Un altro aspetto che determina l’impoverimento e il conseguente spopolamento del Ciad è la situazione del lago che negli ultimi 40 anni ha visto una riduzione del 90% della sua superficie, passando nella stagione delle piogge dai 25.000 km² del 1960 agli attuali 2500. Le cause del lento ma inarrestabile processo di prosciugamento del lago vanno cercate, da un lato, nella situazione ambientale: le terribili siccità che hanno colpito la regione del Sahel negli ultimi trent’anni, le scarse precipitazioni (con un deficit pluviometrico accertato del 50-65% dal 1970), la forte evaporazione, le infiltrazioni nel sottosuolo; dall’altro, nella cattiva gestione delle risorse idriche da parte dei governi locali, che hanno sistematicamente ignorato gli allarmi degli scienziati e continuato a sfruttare indiscriminatamente le acque con
canali di drenaggio per l’irrigazione delle aree coltivabili. Questa pratica, aumentata in maniera incontrollata nell’ultimo decennio è in gran parte responsabile del prosciugamento del lago.

Considerata l’importanza naturalistica, culturale ed economica di questo ecosistema, la prospettiva di un prosciugamento del bacino rischia di tradursi in un disastro ambientale e umanitario di proporzioni tali da minacciare la sicurezza alimentare delle popolazioni rivierasche (oltre 22 milioni di persone) e scatenare migrazioni forzate. Basti pensare, ad esempio, che la produzione di pesce essiccato è passata dalle 140.000 t del 1960 alle 45.000 attuali.

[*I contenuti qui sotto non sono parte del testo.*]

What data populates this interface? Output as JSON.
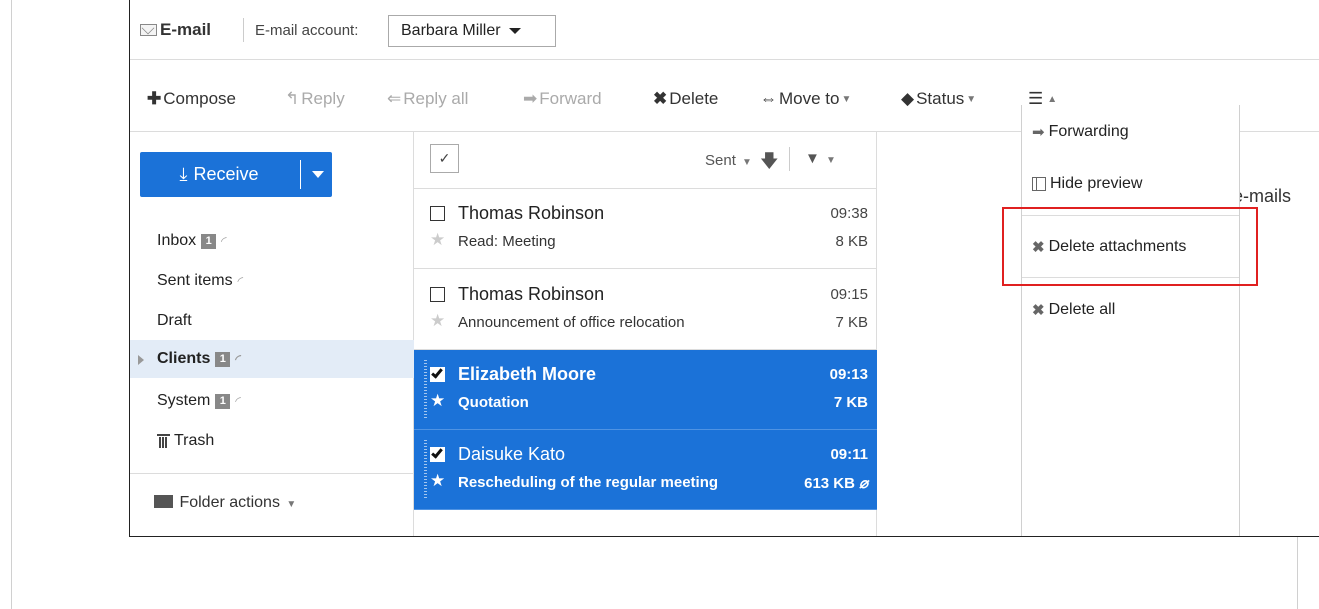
{
  "header": {
    "app_title": "E-mail",
    "account_label": "E-mail account:",
    "account_value": "Barbara Miller"
  },
  "toolbar": {
    "compose": "Compose",
    "reply": "Reply",
    "reply_all": "Reply all",
    "forward": "Forward",
    "delete": "Delete",
    "move_to": "Move to",
    "status": "Status"
  },
  "sidebar": {
    "receive_label": "Receive",
    "folders": [
      {
        "label": "Inbox",
        "badge": "1"
      },
      {
        "label": "Sent items"
      },
      {
        "label": "Draft"
      },
      {
        "label": "Clients",
        "badge": "1"
      },
      {
        "label": "System",
        "badge": "1"
      },
      {
        "label": "Trash"
      }
    ],
    "folder_actions": "Folder actions"
  },
  "list": {
    "sort_label": "Sent",
    "rows": [
      {
        "sender": "Thomas Robinson",
        "time": "09:38",
        "subject": "Read: Meeting",
        "size": "8 KB"
      },
      {
        "sender": "Thomas Robinson",
        "time": "09:15",
        "subject": "Announcement of office relocation",
        "size": "7 KB"
      },
      {
        "sender": "Elizabeth Moore",
        "time": "09:13",
        "subject": "Quotation",
        "size": "7 KB"
      },
      {
        "sender": "Daisuke Kato",
        "time": "09:11",
        "subject": "Rescheduling of the regular meeting",
        "size": "613 KB"
      }
    ]
  },
  "preview": {
    "partial_text": "e-mails"
  },
  "menu": {
    "items": [
      "Forwarding",
      "Hide preview",
      "Delete attachments",
      "Delete all"
    ]
  },
  "colors": {
    "accent": "#1b72d8",
    "highlight": "#e02020"
  }
}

Possiamo dunque capire come gli abusi degli stati occidentali vada a influire sulla vita e la stabilità dei paesi del terzo mondo. A partire dalle emissioni di gas serra che vanno ad accelerare e incrementare i disastri ambientali, per arrivare all’idea di sviluppo capitalista malata che va a sfruttare e impoverire le terre e le popolazioni. Dobbiamo quindi comprendere che questi flussi di persone si migrano non per loro volontà perché costrette da queste politiche economiche distruttive.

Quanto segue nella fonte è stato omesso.